Chief analyst at Wealth Within Dale Gillham takes a different view.
Gillham says, “Last week the Australian stock market fell over 2% and while this may add fuel to those who are propagating that the market will crash, we need to look at the bigger picture rather than what occurs on any one day or week.
“The Australian stock market is top-heavy with two of the 11 sectors effectively determining the direction of our market. The financial sector accounts for just under 30% of our total market while the materials sector accounts for just under 20%. Given this, it is not surprising to see the market was down, as both of these sectors fell heavily on Thursday. For the market to crash, we would need to see both sectors continue to fall considerably, which is unlikely.
“In 2007, the financial sector crashed 66% during the GFC, and while it rose from early 2009 to a high in 2015, it has failed to rise above this high and is currently trading around 10% lower than the 2007 high. The materials sector is also trading below its 2007 high but only just, as it broke above that level in May 2021 only to fall away again in the last month.

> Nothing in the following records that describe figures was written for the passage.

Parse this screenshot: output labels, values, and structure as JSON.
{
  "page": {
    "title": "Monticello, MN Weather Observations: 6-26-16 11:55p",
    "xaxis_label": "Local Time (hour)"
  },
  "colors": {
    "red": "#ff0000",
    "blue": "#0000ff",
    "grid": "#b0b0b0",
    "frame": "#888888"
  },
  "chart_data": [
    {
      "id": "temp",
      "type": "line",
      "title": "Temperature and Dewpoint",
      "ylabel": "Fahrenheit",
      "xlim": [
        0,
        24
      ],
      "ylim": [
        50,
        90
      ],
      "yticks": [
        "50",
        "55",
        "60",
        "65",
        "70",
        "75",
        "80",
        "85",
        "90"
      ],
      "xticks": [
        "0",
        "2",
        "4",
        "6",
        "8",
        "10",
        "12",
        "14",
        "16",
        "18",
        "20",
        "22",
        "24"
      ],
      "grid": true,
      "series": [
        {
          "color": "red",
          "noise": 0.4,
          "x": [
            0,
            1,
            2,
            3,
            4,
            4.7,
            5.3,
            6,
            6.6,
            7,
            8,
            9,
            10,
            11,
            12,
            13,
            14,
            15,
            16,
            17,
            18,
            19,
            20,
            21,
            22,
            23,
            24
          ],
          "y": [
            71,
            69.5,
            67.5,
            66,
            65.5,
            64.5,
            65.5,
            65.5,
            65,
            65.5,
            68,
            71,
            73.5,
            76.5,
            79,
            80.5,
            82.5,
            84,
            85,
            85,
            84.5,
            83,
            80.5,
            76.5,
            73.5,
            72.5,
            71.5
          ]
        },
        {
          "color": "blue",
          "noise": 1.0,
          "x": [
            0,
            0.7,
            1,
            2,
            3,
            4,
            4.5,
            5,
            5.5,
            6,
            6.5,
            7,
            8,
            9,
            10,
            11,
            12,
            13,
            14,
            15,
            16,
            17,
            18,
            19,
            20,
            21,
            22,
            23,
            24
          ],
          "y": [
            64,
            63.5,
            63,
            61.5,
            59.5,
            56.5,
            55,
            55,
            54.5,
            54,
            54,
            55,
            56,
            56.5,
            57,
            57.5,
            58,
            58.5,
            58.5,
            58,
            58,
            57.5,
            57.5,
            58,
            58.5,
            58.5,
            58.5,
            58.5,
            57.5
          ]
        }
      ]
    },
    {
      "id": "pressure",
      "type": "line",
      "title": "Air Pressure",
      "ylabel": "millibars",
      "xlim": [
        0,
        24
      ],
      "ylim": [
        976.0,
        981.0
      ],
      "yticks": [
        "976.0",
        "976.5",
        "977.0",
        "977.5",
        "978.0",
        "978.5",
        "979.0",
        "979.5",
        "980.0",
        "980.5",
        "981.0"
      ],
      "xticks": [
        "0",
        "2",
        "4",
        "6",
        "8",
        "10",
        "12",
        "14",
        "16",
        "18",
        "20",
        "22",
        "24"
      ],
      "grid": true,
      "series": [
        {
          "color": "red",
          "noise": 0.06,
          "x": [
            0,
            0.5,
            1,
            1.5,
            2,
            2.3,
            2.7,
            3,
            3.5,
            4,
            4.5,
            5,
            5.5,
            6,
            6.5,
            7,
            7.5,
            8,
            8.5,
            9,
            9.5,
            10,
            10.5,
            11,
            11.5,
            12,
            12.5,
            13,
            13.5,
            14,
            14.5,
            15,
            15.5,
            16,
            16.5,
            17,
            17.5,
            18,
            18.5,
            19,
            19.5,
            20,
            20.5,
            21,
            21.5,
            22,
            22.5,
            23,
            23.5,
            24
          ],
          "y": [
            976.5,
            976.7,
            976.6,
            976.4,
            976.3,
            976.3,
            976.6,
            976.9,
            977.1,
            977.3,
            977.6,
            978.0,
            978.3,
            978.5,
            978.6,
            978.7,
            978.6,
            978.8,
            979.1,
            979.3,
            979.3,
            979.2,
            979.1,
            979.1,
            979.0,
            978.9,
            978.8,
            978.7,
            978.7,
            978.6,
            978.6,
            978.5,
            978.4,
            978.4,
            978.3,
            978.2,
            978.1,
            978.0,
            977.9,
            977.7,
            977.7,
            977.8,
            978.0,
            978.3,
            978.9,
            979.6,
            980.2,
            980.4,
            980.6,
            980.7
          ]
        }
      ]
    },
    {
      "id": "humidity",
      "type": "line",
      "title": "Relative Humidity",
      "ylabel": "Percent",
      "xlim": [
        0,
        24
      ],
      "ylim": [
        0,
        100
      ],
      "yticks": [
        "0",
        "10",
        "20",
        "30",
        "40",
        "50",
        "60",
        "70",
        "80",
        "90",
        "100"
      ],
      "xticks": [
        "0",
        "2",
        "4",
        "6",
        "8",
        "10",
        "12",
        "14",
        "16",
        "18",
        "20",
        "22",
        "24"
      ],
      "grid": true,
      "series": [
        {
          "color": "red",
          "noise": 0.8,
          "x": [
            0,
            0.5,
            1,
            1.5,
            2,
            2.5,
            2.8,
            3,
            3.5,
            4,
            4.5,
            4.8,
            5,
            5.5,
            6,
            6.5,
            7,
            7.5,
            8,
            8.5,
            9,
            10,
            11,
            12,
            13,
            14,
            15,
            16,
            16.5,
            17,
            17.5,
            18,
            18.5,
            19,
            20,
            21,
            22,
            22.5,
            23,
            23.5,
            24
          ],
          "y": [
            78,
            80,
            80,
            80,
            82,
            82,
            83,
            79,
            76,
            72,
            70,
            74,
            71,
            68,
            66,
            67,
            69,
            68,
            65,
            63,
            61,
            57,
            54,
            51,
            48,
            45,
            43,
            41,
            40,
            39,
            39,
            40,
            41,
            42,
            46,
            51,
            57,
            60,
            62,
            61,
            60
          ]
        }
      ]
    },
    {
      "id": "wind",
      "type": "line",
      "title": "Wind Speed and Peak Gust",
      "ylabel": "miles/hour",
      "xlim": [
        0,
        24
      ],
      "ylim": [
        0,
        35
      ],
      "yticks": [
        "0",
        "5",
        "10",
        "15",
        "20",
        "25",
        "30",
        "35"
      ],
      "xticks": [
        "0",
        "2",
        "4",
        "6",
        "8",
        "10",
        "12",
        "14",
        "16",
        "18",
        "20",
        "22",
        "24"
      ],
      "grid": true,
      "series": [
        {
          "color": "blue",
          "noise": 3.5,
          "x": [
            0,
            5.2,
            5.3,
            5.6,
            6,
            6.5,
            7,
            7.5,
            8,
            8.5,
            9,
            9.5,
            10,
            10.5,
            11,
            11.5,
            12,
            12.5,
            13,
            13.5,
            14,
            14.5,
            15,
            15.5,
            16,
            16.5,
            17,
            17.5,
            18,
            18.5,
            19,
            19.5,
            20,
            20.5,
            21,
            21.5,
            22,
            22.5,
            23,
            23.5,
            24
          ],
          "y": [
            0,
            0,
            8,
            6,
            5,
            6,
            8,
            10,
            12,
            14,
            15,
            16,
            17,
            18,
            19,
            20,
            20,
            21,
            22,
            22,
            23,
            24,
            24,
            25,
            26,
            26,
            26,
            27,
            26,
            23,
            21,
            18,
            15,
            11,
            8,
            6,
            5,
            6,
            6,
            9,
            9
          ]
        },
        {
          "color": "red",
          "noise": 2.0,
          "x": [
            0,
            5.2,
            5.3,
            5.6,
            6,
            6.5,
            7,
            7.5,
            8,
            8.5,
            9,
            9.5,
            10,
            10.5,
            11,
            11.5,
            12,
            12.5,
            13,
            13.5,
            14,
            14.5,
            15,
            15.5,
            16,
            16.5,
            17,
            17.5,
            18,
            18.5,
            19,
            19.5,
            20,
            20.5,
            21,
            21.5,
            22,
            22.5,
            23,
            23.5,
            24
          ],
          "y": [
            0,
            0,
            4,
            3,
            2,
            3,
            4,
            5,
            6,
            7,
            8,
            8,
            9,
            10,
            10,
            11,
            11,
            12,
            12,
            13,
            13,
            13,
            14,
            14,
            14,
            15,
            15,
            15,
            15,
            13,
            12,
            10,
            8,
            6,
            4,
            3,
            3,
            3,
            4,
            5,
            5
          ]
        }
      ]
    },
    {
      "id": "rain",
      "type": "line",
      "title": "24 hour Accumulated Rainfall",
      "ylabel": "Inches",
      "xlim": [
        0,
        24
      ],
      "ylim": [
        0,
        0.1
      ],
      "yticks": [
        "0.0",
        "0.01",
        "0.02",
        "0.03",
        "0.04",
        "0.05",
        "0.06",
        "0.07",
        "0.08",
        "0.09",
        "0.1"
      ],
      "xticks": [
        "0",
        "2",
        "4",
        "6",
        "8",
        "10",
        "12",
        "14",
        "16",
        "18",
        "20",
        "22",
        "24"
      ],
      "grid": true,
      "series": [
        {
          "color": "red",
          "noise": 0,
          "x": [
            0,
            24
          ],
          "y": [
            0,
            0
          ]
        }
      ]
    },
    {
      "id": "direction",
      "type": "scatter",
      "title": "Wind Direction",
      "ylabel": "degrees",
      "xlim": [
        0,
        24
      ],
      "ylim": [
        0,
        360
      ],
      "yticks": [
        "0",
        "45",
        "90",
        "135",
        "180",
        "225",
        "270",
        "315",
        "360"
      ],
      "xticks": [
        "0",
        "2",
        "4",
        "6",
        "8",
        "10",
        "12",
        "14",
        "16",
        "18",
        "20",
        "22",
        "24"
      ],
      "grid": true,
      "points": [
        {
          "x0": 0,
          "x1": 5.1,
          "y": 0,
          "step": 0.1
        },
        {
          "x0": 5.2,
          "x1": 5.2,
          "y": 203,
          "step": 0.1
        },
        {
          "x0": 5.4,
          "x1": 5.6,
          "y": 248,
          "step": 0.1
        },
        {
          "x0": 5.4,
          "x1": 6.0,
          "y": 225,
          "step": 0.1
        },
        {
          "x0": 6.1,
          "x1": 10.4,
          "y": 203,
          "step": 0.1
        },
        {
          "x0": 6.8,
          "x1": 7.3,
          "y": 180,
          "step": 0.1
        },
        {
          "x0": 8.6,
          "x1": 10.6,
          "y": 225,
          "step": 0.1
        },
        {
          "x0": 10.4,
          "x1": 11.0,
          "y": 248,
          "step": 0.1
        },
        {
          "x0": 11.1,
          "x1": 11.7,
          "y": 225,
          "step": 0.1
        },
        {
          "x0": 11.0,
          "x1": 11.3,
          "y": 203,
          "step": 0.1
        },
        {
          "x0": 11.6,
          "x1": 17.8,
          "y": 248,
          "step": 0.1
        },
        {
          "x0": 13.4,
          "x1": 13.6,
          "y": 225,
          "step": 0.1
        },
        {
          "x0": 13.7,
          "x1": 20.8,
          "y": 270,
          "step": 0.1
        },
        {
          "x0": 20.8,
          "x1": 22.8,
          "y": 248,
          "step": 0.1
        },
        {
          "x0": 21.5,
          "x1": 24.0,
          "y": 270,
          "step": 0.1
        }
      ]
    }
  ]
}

“So what does this mean? Stock markets typically crash because of rampant speculation, which is an emotionally charged bull run where the masses suffer from the fear of missing out (FOMO). This also leads to the overuse of leveraging, as those with FOMO scramble to find as much cash as they can in an effort to profit from the bull market.
“Economically, Australia is in a good place compared to most western nations and there are currently no signs of rampant speculation in the market, where we also typically have higher levels of inflation. While we are experiencing an uncertain economy and a rise in inflation, according to the RBA this is just temporary.
“We are also not seeing any signs of an increased uptake with leveraging because if this was the case, the stock market would be incredibly bullish right now. What we are seeing is higher levels of borrowing in the property market, which is forcing housing prices to rise to unprecedented levels in many areas. This in itself also supports the theory that the stock market will not crash, as money flowing into property cannot be invested in the stock market causing it to become overheated.”
- ASX 200 fell 0.18% to 7,423.80
- ASX24 futures fell 0.5% to 7,395
- S&P/ASX Small Ordinaries fell 0.12% to 3,528.30
- All Ordinaries fell 0.23% to 7,722.70
Wall St was weaker, with investors absorbing a weaker reading on consumer price inflation. Investors are also factoring in rising cases of Delta.
Karl Haeling of LBBW Bank said investors may also be factoring that the Federal Reserve will soon start to remove some stimulus.
“It’s natural for the market to pause, and consolidate. And I think that’s really what it’s doing more than anything now,” he told AFP.
But “whether it lasts, you know, two more days or two more weeks, or how far it goes, I have no idea.”
- Dow Jones fell 0.8% to 34,577.57
- S&P 500 dropped 0.6% to 4,443.05
- Nasdaq fell 0.5% to 15,037.76
Markets were mixed in Europe with miners, banks and luxury stocks hit hardest on concerns of rising COVID cases in China.